Nice work on this! I've been thinking of doing something similar with JAX with either tfjs-tflite or ORT Web.
I'm curious if you have any plans to take this further, or just wanted to get a demo/POC working for fun?
Also wondering whether you've tried benchmarking against Pytorch's CPU backend? Curious how much slower it is. You could probably get a decent speedup in your Github Pages demo by including this script in the <head>
- it's quite hacky, but AFAIK it's the only way to get cross-origin isolation working on Github Pages since there's no feature to set COOP/COEP headers yet.

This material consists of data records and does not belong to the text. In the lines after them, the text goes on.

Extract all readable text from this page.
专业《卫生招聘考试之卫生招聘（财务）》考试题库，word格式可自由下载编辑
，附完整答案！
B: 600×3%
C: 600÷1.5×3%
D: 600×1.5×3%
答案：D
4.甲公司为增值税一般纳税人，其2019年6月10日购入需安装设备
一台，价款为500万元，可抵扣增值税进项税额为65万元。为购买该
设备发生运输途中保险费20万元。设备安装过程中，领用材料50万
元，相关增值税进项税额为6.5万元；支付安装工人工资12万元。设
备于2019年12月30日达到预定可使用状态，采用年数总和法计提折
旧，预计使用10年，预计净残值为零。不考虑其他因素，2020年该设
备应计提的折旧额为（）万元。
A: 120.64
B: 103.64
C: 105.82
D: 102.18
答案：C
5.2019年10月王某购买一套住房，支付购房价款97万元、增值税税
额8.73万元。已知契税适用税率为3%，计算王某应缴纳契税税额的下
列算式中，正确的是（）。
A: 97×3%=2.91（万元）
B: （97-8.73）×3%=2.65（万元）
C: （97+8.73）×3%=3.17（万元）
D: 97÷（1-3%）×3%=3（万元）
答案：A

Regarding JAX, it seems like it should be relatively easy at this point (given recent model conversion tooling improvements) to do a similar thing as you've done here, but I've been thinking that it'd be cool to just get the whole JAX lib (CPU backend) working in the browser, so even the model-building side of things can be done in the browser. I don't have much experience with C/C++, and so the build process is kind of a black box to me, and currently stuck here (more info) in case this is interesting to you. JAX is quite "lean" in terms of dependencies and stuff, so it seems like it shouldn't be toooo hard. Will try to keep chipping away at this in my spare time.
There is apparently some work going on to get PyTorch working in the browser, which would be quite a feat - seems like there are a lot more dependencies/"moving parts" in PyTorch compared to JAX.